Kurdish Sunni cleric Saber Khoda-Moradi has been sentenced to prison in Iran, while fellow cleric Ayat Gholami has been arrested, in a renewed wave of crackdowns by the Special Clerical Courts, the Kurdistan Human Rights Network (KHRN) reported.
The Special Clerical Court in Hamadan recently sentenced Saber Khoda-Moradi, the Friday prayer leader of the town of Qawakh in Saqqez, Kurdistan Province, to 22 months in prison.
He had already received a 15-month prison sentence in July 2024 on charges of “propaganda against the state”.
Khoda-Moradi was also summoned by the same court in May 2023 for supporting the anti-government Jin, Jiyan, Azadi (Woman, Life, Freedom) uprising, and was sentenced to 74 lashes and seven-and-a-half months’ imprisonment suspended for three years on charges of “disturbing public opinion” and “propaganda against the state”.
In a parallel development, Ayat Gholami, former imam of the Mohammad al-Mostafa Mosque in Kermanshah and a religious instructor, was arrested on 23 April 2025, after being summoned by the Special Clerical Court in Kermanshah, and was taken to an undisclosed location.
Gholami had previously been summoned and interrogated by the Security Office for Clerical Affairs in Kermanshah on 9 July 2024, and was eventually banned from leading prayers or engaging in any religious activity at the mosque.
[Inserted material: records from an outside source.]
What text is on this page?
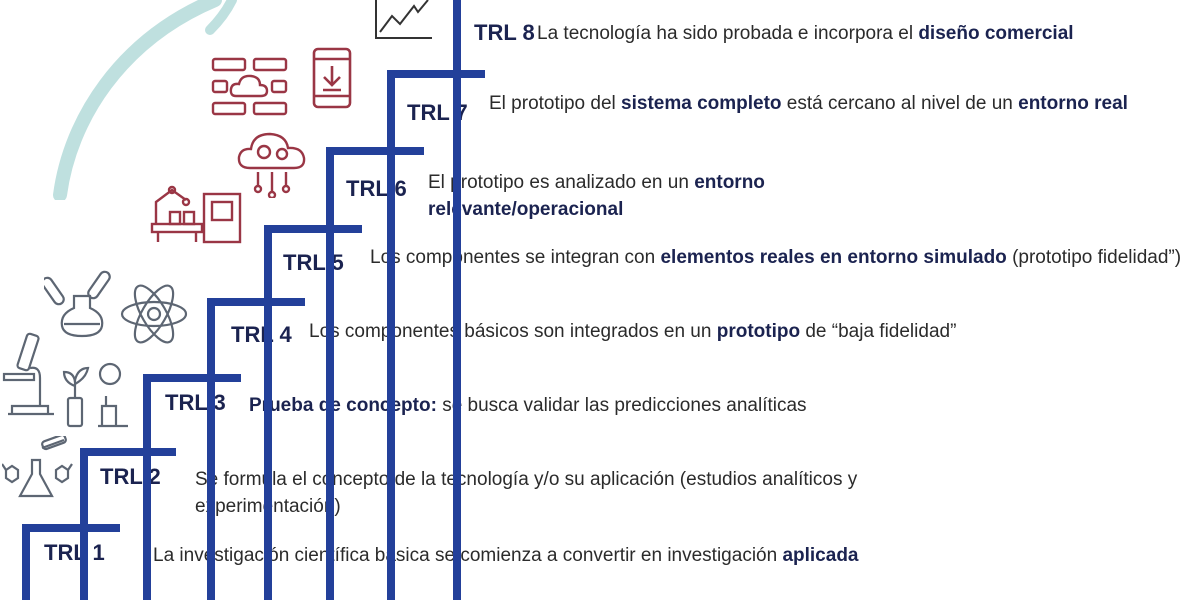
TRL 1	La investigación científica básica se comienza a convertir en investigación aplicada
TRL 2 Se formula el concepto de la tecnología y/o su aplicación (estudios analíticos y experimentación)
TRL 3 Prueba de concepto: se busca validar las predicciones analíticas
TRL 4 Los componentes básicos son integrados en un prototipo de “baja fidelidad”
TRL 5 Los componentes se integran con elementos reales en entorno simulado (prototipo fidelidad”)
TRL 6 El prototipo es analizado en un entorno relevante/operacional
TRL 7 El prototipo del sistema completo está cercano al nivel de un entorno real
TRL 8 La tecnología ha sido probada e incorpora el diseño comercial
Over the past two years, he has been threatened by the security services for his support of statements condemning the death sentence of Mohammad Khezrnezhad and the killing of kolbars and soukhtbars (fuel carriers).
The arrests come amid a broader wave of pressure targeting Kurdish Sunni religious leaders. On 21 April 2025, Mamosta Loqman Amini, the Friday prayer leader of the Chahar Yar-e Nabi mosque and a religious teacher in Sanandaj, Kurdistan Province, was also arrested and taken to an undisclosed location after being summoned by the Special Clerical Court in Hamadan.